New research studying carb intake in relation to mortality confirms that contrary to popular belief and previous studies, too few carbs — as well as too many — can be harmful to your health. In fact, the National Institutes of Health–funded study, touted as the largest ever of its kind and published in September in the medical journal The Lancet, suggests that low- and high-carb diets could shorten life by up to four years.
This calls into question the validity of low- or no-carb ketogenic diets.
Though the study found that both diets with a high and low percentage of carbohydrates were associated with increased mortality, and a midrange of 50 to 55 percent carbohydrate intake held the least risk, it’s too simplistic to say that too many carbs is too much, too few carbs is not enough, but this many carbs in the middle is just right. What really matters, says the lead researcher on the study, Dr. Sara Seidelmann in the Department of Medicine at Brigham and Women’s Hospital in Boston, is the kinds of carbs you’re eating — and what you may be substituting instead — not just the amount you’re consuming.
Dr. Seidelmann is adamant that the study is not saying all low-carb diets are bad. “Vegetables contain carbs and carry so much of our fiber, and typically when people eat low-carb diets they tend to increase their meat intake. Then,” she says, “their intake of fiber and nutrient-rich and vitamin-rich vegetables may go down, and at the end of the day a person’s nutrition is about what they are eating and not about what they’re not eating.”
If you’re going to cut carbs, you should consider substituting them with better plant-based fats and proteins, not animal-derived fats and proteins.
Dr. Seidelmann goes on to explain, “We’re not an anti-low carb study. That’s not the case. You need to just be mindful, because the typical eating patterns in the U.S. and Europe are that when people eat fewer carbs they tend to increase meat consumption. Whereas if you’re going to cut carbs, you should consider substituting them with better plant-based fats and proteins, not animal-derived fats and proteins.”
Think of it this way: If you want to eat high protein/low carb, instead of eating a beef burger with a bacon wrap, hold the bun, it’s better to have a veggie burger with a lettuce wrap.
Internist Dr. Keith Roach, who teaches clinical medicine at Weill Medical College of Cornell University and is an associate attending physician at New York-Presbyterian Hospital, agrees. “The ketogenic approach that we must get rid of carbs is just wrong. Those who eat the least amount of carbs have the highest mortality,” he says. “And if you eat a lot of carbs, you’re not doing well either. So, yes, it’s better to be Goldilocks and be eating a middle amount of carbs — and make sure they’re plant based and complex sugars, not simple sugars.

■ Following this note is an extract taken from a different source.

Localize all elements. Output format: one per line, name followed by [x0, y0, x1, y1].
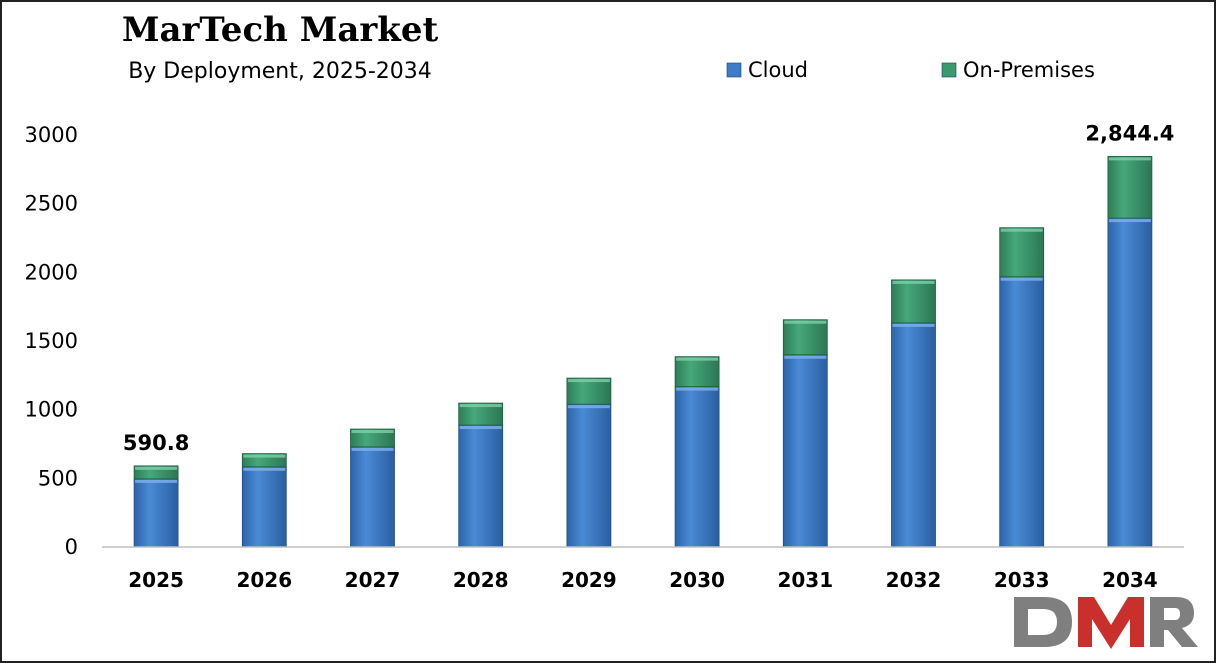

“Simple carbs — things like table sugar (natural or chemical sugars), maple syrup, and even honey — should be consumed only in spare amounts,” Dr. Roach says. “They are a big sugar load to the pancreas and don’t make us feel full. Complex carbs, on the other hand, are starches — things like pasta, potatoes, rice — that in nature come along with fiber and little bit of protein. So you want your starches to be whole-grain starches, because the little bit of fiber and protein slows down absorption and tends to make you feel more full because fiber is a bulk-forming agent in the gut.”
If you want to eat high protein/low carb, instead of eating a beef burger with a bacon wrap, hold the bun, it’s better to have a veggie burger with a lettuce wrap.
Both Dr. Roach and Dr. Seidelmann advise people to eat mostly vegetables, legumes, whole grains, and fruits. “Sure, fruits have some simple sugars,” says Roach, “but they have lots of fiber, so it doesn’t spike your sugar up as if you’re sucking it down from a honey bottle.”
Dr. Roach says that if you manage carbs with a whole-foods, plant-based diet, you’re likely to half your caloric intake. “But,” he says,” I tell people, ‘I don’t care about your weight.’ So many people who focus on weight and weight loss have tried and failed. I tell them, ‘I want you to control the kinds of things you eat.’”
Bottom line there’s no need to eliminate carbs, but you do need to rid your diet of simple sugars and processed foods, and eat more whole fruits and veggies.